Al final de la saga Ignición, que marcó la despedida de Alberto Dose de la serie (muy breve pero muy adecuada a la historia) vemos como Wally West pasá página y encara su futuro; al pasar la página, la luminosidad y el estilo de Howard Porter sustituye a la historia de género negro que nos habían estado contando. Todo en el mismo número, a partir del cual regresan los villanos coloristas y los aliados del héroe, con los que Porter ya trabajó en la JLA de Grant Morrison. Si un número destaca es el de la carrera alrededor del mundo con Superman, con Wally buscando a Linda mientras intenta zafarse del Hombre de Acero. Son números en los que Johns retoma las tramas que ya desarrolló anteriormente y que desembocan en el anunciado regreso del mayor enemigo de Wally.

Flash: Ignición es un tomo de esos que generan afición, con dos partes muy diferenciadas que se complementan entre sí, con la aparición de villanos clásicos (inmenso ese Capitán Frío retratado por Dose) y otros héroes aliados perfectamente retratados (sólo uno de ellos es capaz de desentrañar el misterio tras la «desaparición» de Flash, el segundo más inteligente de todos según el propio Wally West y el más peligroso de todo el Universo DC).
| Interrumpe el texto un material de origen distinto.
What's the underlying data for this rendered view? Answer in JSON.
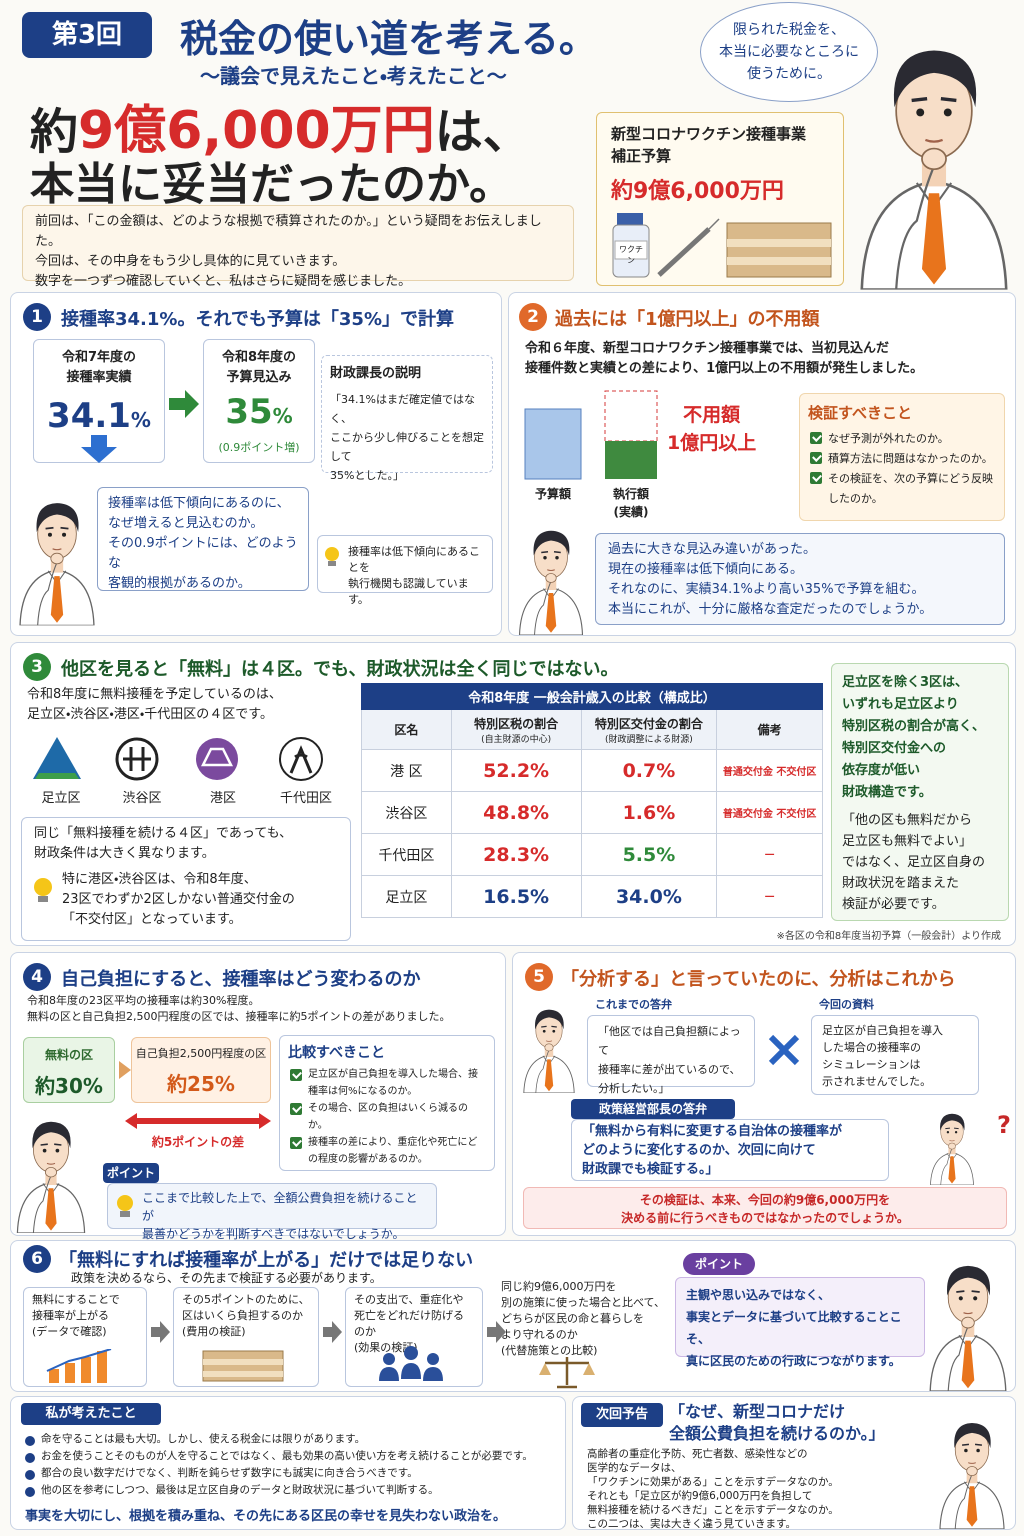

Una compra que ya recomendamos en la web y que no defraudará a los fans del velocista. Ya sólo nos queda esperar que pronto publiquen la continuación y los números que anteceden a este tomo, que quizás hubiese sido lo más adecuado para recopilar las aventuras del personaje en este tipo de formato. Hasta entonces, un saludo y sed felices.